In the case of the injectable psoriasis drug ixekizumab (a.k.a. Taltz), it inhibits a pro-inflammatory cytokine called interleukin 17A (IL-17A). IL-17 is a substance secreted by certain immune cells known as T helper cells.

Cytokines occur naturally in our bodies and are an essential component of our normal immune responses.

You can’t just cut off the supply of it at the source without it impacting some other system in your body.

Of course, the maker of Taltz, Eli Lilly and Company, continues to fund studies that find the concurrence of the two diseases to be “uncommon.”

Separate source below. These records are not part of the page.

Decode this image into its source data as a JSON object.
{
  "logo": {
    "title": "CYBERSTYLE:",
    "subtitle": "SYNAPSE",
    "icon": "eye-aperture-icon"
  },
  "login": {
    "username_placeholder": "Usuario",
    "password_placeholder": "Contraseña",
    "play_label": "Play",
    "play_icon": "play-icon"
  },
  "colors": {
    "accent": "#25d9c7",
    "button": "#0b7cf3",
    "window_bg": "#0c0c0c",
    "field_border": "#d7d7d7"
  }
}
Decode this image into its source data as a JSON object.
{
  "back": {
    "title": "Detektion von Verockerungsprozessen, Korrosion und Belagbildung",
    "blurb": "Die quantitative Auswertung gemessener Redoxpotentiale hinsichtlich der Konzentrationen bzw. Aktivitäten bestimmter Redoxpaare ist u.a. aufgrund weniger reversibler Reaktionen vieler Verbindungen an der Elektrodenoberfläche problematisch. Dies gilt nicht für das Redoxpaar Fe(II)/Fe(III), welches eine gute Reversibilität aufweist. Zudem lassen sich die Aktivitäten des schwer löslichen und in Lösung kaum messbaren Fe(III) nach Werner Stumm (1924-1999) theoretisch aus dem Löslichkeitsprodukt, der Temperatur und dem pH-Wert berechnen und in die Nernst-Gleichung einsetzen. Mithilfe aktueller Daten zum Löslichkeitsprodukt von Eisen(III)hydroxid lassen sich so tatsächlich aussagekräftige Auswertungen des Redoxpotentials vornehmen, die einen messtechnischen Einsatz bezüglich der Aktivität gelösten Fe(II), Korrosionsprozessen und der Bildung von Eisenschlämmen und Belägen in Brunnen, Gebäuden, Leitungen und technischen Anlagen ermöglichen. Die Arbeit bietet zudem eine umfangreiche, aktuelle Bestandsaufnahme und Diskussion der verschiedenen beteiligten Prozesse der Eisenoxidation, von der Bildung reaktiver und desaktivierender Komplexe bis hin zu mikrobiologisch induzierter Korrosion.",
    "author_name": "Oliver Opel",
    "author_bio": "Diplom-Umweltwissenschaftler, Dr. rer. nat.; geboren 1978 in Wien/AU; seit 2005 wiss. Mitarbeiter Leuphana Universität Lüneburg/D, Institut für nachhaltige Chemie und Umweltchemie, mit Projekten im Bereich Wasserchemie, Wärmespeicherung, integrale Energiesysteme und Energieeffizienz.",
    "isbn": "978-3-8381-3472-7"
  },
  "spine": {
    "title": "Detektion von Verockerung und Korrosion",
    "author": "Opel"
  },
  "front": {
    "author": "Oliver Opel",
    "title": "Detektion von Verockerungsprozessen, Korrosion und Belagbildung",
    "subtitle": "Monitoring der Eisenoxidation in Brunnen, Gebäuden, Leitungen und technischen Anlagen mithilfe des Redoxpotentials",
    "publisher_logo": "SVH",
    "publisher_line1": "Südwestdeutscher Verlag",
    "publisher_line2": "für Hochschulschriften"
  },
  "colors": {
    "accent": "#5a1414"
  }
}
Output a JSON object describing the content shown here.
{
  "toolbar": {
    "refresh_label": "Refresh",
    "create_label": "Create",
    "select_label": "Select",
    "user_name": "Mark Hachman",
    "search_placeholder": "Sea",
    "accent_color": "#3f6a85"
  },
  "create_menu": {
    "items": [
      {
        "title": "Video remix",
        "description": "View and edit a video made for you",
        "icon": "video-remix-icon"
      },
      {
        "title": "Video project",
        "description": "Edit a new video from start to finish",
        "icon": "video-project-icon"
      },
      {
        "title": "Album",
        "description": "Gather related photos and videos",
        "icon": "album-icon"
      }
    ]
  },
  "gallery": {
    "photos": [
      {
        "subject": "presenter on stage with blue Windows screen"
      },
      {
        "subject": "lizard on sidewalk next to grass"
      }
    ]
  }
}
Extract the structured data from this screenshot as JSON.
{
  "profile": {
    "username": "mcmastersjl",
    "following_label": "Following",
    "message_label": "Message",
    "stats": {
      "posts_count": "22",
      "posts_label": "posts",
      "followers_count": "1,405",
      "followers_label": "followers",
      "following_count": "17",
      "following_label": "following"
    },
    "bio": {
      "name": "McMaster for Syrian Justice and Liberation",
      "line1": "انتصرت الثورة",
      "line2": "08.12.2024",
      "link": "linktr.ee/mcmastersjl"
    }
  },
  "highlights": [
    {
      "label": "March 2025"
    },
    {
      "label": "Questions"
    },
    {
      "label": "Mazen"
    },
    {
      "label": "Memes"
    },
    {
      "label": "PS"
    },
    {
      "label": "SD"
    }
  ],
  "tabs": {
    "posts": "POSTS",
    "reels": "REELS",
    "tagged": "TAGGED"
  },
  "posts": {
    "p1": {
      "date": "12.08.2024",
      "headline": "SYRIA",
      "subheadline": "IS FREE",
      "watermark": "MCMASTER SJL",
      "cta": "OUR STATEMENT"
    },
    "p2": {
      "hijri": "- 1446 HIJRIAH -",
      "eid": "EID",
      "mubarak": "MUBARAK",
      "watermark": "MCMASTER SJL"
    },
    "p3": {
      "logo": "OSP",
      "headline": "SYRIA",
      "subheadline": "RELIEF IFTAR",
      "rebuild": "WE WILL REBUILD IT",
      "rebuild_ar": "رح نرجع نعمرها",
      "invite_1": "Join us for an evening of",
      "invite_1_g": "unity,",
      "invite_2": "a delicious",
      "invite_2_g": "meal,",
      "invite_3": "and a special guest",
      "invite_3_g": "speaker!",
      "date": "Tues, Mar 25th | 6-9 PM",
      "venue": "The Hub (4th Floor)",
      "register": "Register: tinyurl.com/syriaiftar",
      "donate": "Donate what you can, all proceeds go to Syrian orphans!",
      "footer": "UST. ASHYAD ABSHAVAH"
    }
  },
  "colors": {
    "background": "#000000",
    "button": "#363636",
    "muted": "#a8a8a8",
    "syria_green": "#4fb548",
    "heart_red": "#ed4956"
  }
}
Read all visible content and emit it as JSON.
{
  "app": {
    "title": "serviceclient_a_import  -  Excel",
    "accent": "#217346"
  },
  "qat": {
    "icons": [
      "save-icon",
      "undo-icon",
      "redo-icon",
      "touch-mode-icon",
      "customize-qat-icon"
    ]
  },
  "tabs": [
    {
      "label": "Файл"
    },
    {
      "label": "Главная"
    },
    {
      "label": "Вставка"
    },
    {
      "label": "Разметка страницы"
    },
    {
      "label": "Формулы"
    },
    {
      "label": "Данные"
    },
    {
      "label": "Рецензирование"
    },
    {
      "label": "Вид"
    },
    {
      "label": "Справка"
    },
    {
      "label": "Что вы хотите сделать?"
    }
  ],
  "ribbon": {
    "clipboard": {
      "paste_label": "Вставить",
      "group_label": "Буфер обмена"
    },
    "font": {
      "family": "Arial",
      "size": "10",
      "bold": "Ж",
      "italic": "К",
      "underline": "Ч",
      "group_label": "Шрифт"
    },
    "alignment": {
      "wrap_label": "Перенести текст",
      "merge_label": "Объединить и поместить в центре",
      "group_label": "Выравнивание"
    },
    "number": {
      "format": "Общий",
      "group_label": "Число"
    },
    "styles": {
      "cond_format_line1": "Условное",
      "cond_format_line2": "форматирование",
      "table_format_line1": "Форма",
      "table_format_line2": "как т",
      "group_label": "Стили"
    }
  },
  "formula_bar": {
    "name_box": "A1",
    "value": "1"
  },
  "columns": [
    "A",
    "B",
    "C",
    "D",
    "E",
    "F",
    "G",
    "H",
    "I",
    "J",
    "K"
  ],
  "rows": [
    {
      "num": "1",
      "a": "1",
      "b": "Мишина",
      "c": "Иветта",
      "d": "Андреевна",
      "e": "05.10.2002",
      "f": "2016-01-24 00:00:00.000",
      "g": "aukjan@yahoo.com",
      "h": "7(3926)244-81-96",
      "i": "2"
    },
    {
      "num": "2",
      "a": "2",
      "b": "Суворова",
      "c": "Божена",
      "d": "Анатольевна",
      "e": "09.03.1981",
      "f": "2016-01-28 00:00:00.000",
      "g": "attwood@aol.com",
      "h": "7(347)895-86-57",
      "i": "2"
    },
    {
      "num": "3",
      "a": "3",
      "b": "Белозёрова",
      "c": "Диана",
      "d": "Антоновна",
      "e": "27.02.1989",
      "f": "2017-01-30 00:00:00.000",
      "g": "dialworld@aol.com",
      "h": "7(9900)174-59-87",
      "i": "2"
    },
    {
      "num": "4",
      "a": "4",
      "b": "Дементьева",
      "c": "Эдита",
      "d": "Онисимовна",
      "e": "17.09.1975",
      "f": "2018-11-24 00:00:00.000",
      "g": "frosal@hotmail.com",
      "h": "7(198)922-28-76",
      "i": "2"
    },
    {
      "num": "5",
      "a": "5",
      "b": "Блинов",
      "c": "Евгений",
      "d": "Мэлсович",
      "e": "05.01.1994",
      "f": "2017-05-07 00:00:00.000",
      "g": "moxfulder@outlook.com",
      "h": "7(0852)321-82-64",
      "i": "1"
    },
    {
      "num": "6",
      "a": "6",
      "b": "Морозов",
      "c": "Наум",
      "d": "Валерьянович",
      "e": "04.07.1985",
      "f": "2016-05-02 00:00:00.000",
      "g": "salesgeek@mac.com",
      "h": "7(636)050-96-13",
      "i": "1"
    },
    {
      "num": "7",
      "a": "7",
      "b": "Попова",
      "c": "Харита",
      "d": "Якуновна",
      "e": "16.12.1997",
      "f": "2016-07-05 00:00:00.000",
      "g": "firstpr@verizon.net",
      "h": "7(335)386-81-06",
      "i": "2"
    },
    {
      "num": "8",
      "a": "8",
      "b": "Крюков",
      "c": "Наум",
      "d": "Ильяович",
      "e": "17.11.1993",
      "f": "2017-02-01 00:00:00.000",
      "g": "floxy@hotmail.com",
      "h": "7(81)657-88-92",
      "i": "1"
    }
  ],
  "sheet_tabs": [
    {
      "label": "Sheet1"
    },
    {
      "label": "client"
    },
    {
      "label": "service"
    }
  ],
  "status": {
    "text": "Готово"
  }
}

Yet the incidences and exacerbations of IBD were common enough in the drug’s original clinical trials for the drugmaker to urge docs to monitor their patients “closely” if they’re on Taltz.

If you didn’t have IBD before, symptoms can emerge within the first three months of being injected with Taltz.

So, even if it clears your maddening skin condition, you’re instead saddled with abdominal paindiarrhea… and even bloody stool.

Yikes!

Don’t make a trade-off like that. It’s nothing but a bad deal.

Phototherapy has worked wonders for psoriasis sufferers… and won’t cause ANY digestive issues.

Topical herbal therapies like aloe vera, capsaicin, and licorice root can also provide some relief.

See a doctor skilled in nutritional medicine about oral supplements you can take, like B vitamins and essential elements.

They typically work within three months – just as quickly as the bad-news injection that Big Pharma SWEARS is safe!